Koalisi Seni kembangkan mekanisme pantauan pelanggaran kebebasan berkesenian
Koalisi Seni kembangkan “Mekanisme Pantauan Pelanggaran Kebebasan Berkesenian” demi mendukung hak-hak dalam lingkup kesenian di Indonesia. Inisiasi ini mendasar pada kasus yang selama ini hanya bisa dipantau dari pemberitaan media dan dokumentasi sejumlah organisasi HAM.
Maka dari itu, mekanisme yang diinisiasi Koalisi Seni ini bertujuan untuk memusatkan data kasus agar dapat ditindaklanjuti. Sehingga setiap orang bisa mendapatkan kebebasan berkesenian dengan aman.
“Karena itu Koalisi Seni berupaya mengembangkan mekanisme lebih baik. Harapannya, orang dapat melaporkan kejadian pelanggaran kebebasan berkesenian, dan kami pun dapat memverifikasi laporan tersebut,” jelas Ketua Pengurus Koalisi Seni Kusen Alipah Hadi, Jumat (29/7) lalu.
Kebebasan berkesenian ialah keleluasaan membayangkan, menciptakan, dan mendistribusikan beragam ekspresi budaya.
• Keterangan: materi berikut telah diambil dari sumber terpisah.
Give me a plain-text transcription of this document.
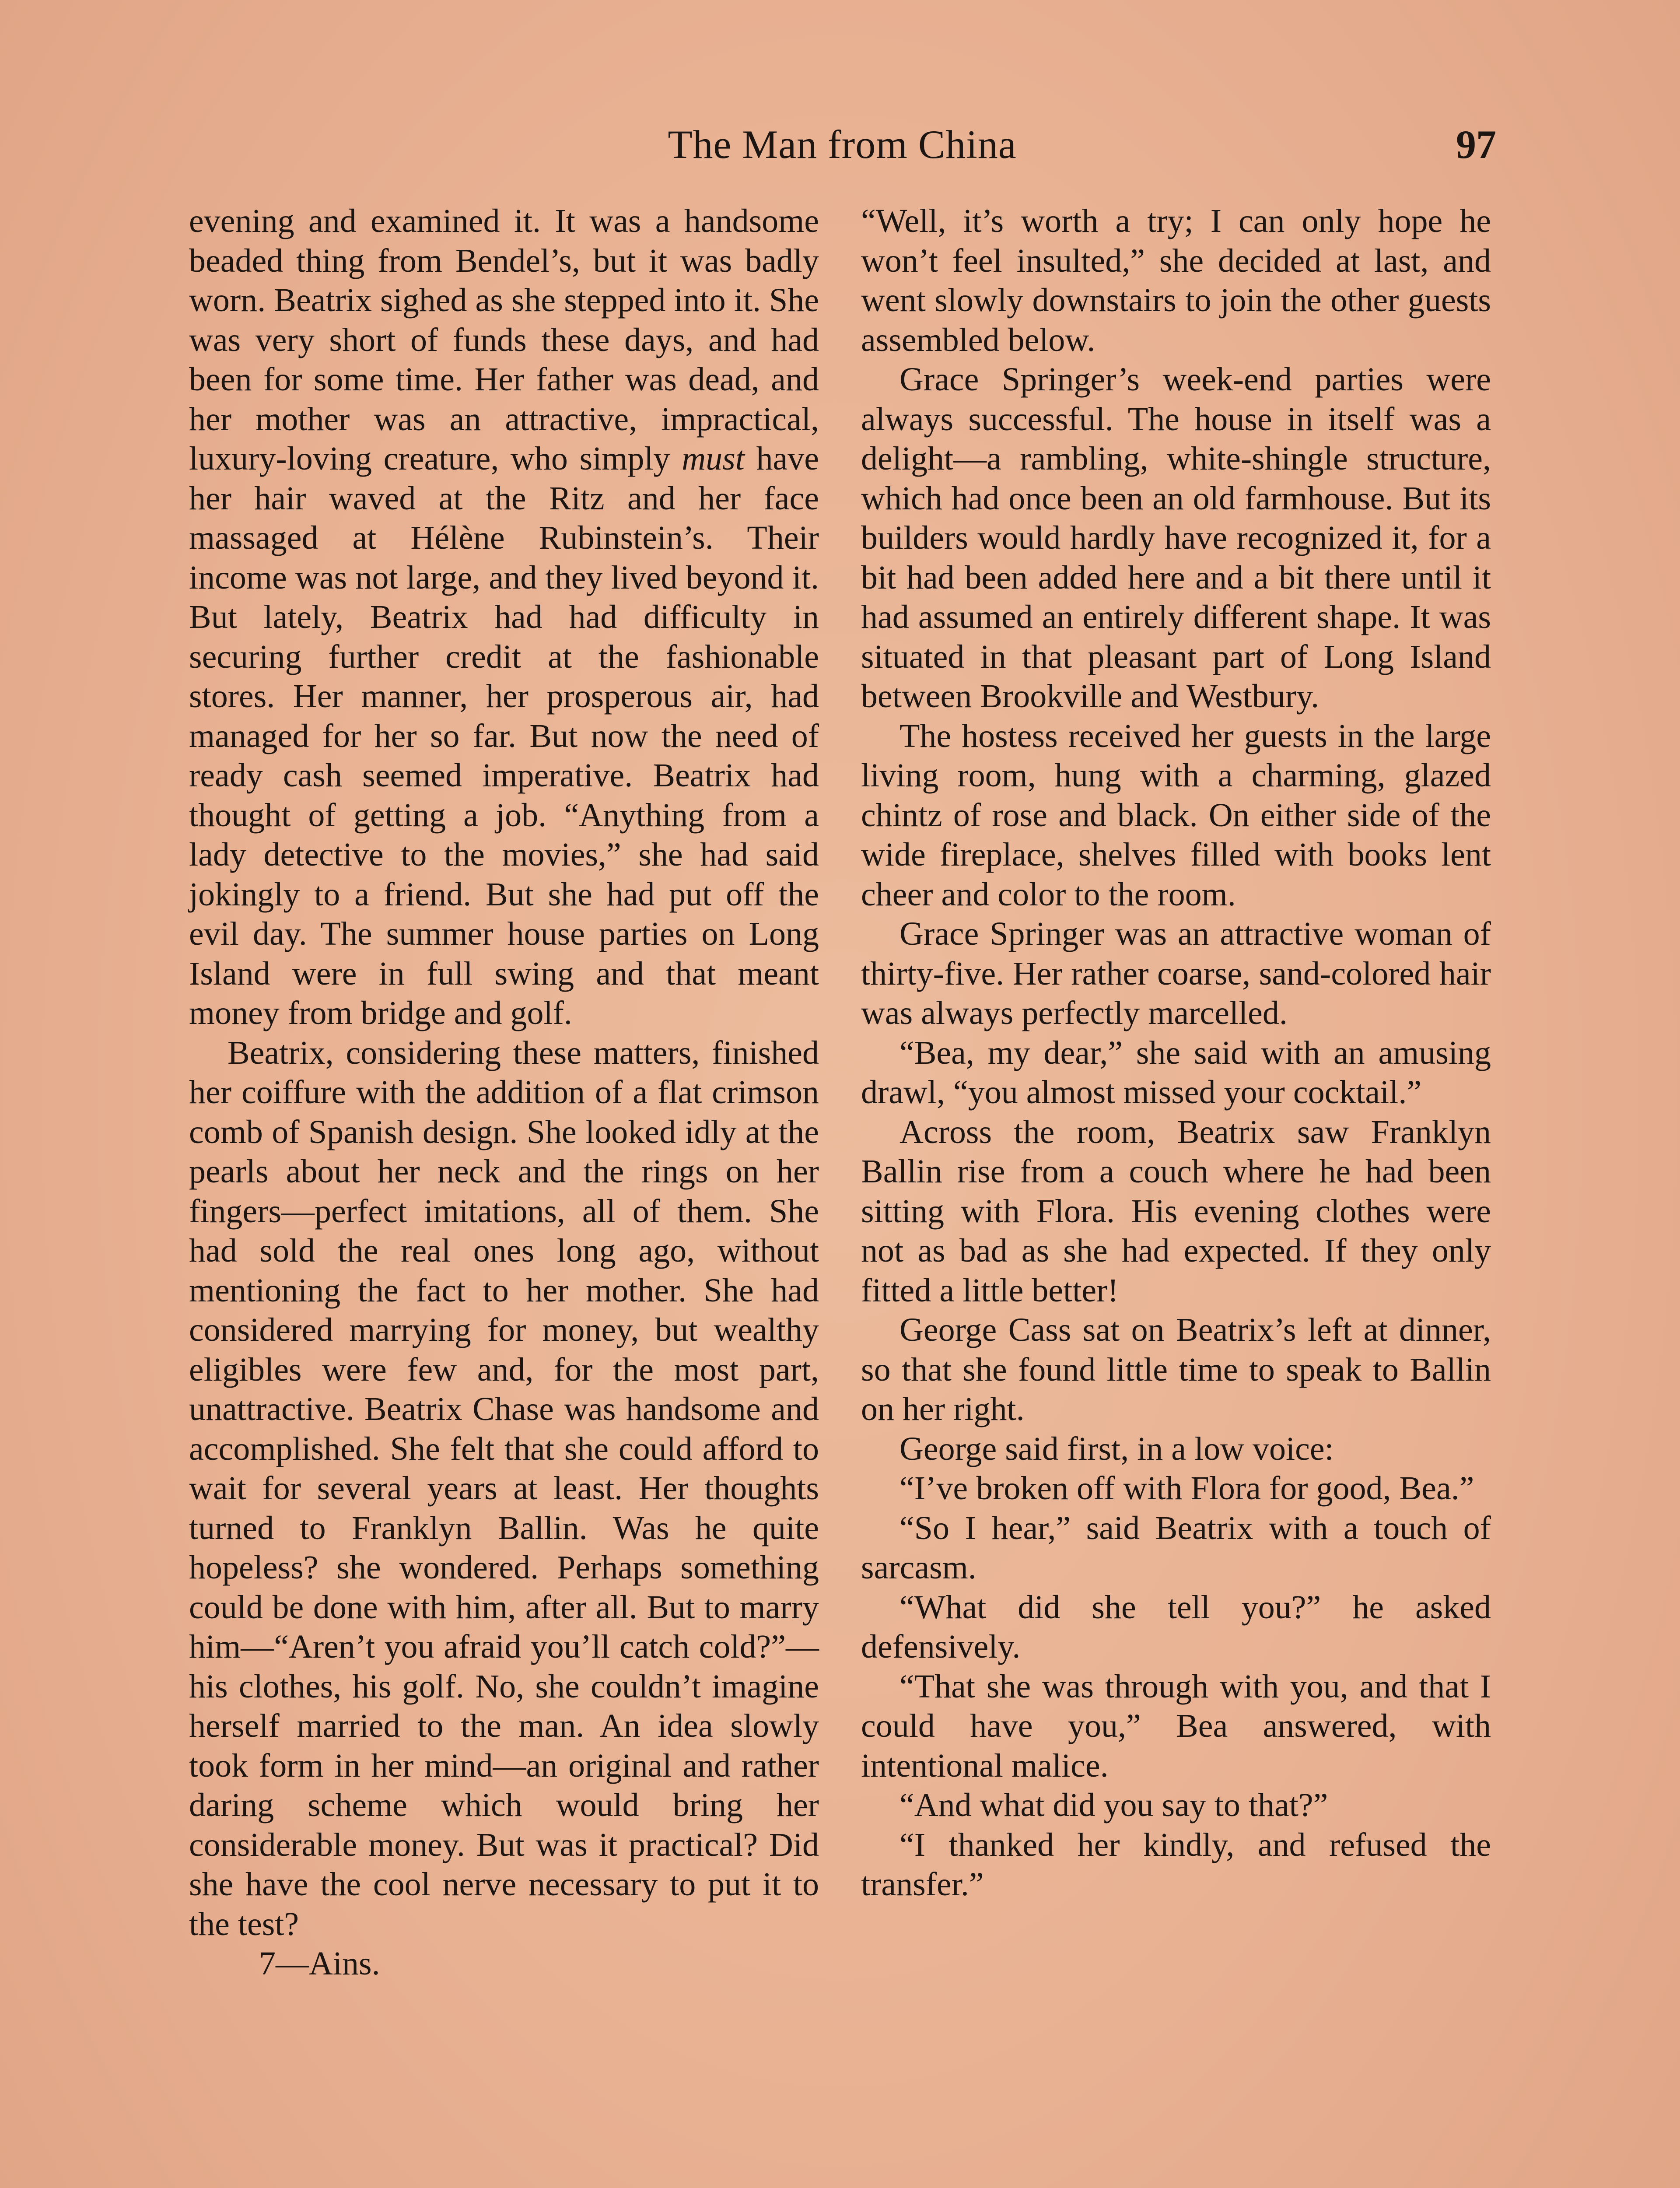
The Man from China	97

evening and examined it. It was a handsome beaded thing from Bendel’s, but it was badly worn. Beatrix sighed as she stepped into it. She was very short of funds these days, and had been for some time. Her father was dead, and her mother was an attractive, impractical, luxury-loving creature, who simply must have her hair waved at the Ritz and her face massaged at Hélène Rubinstein’s. Their income was not large, and they lived beyond it. But lately, Beatrix had had difficulty in securing further credit at the fashionable stores. Her manner, her prosperous air, had managed for her so far. But now the need of ready cash seemed imperative. Beatrix had thought of getting a job. “Anything from a lady detective to the movies,” she had said jokingly to a friend. But she had put off the evil day. The summer house parties on Long Island were in full swing and that meant money from bridge and golf.

Beatrix, considering these matters, finished her coiffure with the addition of a flat crimson comb of Spanish design. She looked idly at the pearls about her neck and the rings on her fingers—perfect imitations, all of them. She had sold the real ones long ago, without mentioning the fact to her mother. She had considered marrying for money, but wealthy eligibles were few and, for the most part, unattractive. Beatrix Chase was handsome and accomplished. She felt that she could afford to wait for several years at least. Her thoughts turned to Franklyn Ballin. Was he quite hopeless? she wondered. Perhaps something could be done with him, after all. But to marry him—“Aren’t you afraid you’ll catch cold?”—his clothes, his golf. No, she couldn’t imagine herself married to the man. An idea slowly took form in her mind—an original and rather daring scheme which would bring her considerable money. But was it practical? Did she have the cool nerve necessary to put it to the test?

7—Ains.

“Well, it’s worth a try; I can only hope he won’t feel insulted,” she decided at last, and went slowly downstairs to join the other guests assembled below.

Grace Springer’s week-end parties were always successful. The house in itself was a delight—a rambling, white-shingle structure, which had once been an old farmhouse. But its builders would hardly have recognized it, for a bit had been added here and a bit there until it had assumed an entirely different shape. It was situated in that pleasant part of Long Island between Brookville and Westbury.

The hostess received her guests in the large living room, hung with a charming, glazed chintz of rose and black. On either side of the wide fireplace, shelves filled with books lent cheer and color to the room.

Grace Springer was an attractive woman of thirty-five. Her rather coarse, sand-colored hair was always perfectly marcelled.

“Bea, my dear,” she said with an amusing drawl, “you almost missed your cocktail.”

Across the room, Beatrix saw Franklyn Ballin rise from a couch where he had been sitting with Flora. His evening clothes were not as bad as she had expected. If they only fitted a little better!

George Cass sat on Beatrix’s left at dinner, so that she found little time to speak to Ballin on her right.

George said first, in a low voice:

“I’ve broken off with Flora for good, Bea.”

“So I hear,” said Beatrix with a touch of sarcasm.

“What did she tell you?” he asked defensively.

“That she was through with you, and that I could have you,” Bea answered, with intentional malice.

“And what did you say to that?”

“I thanked her kindly, and refused the transfer.”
Bebas dari sensor pemerintah, intervensi publik, hingga tekanan aktor non-negara. Tak hanya bagi seniman, kebebasan ini pun mencakup hak warga umum untuk mengakses karya-karya seni.
Melansir lama Koalisi Seni, adapun komponen utama hak-hak berkesenian yang perlu diketahui mencakup berkarya tanpa sensor, kebebasan berserikat, hingga perlindungan sosial dan ekonomi.
Pengamatan Koalisi Seni menunjukkan bahwa masih banyak kasus pelanggaran kebebasan berkesenian di Indonesia. Bahkan, selama 2010 hingga 2020, terjadi 57 kasus akibat sensor atau intimidasi, minimnya jalur distribusi dan upah karya, serta hak untuk ikut serta dalam kehidupan kebudayaan.
Terlebih lagi, pada 2021 sendiri terjadi 48 kasus dan 39 di antaranya pelanggaran jaminan sosial ekonomi akibat COVID-19. “Ini karena negara tidak bisa memberikan alternatif maupun solusi bagi pelaku seni pertunjukan yang terdampak pandemi. Padahal, sebagian dari mereka, hajat hidupnya disokong praktik keseniannya," ujar Koordinator Peneliti Kebijakan Seni dan Budaya Koalisi Seni Ratri Ninditya kepada TFR, Kamis (4/8).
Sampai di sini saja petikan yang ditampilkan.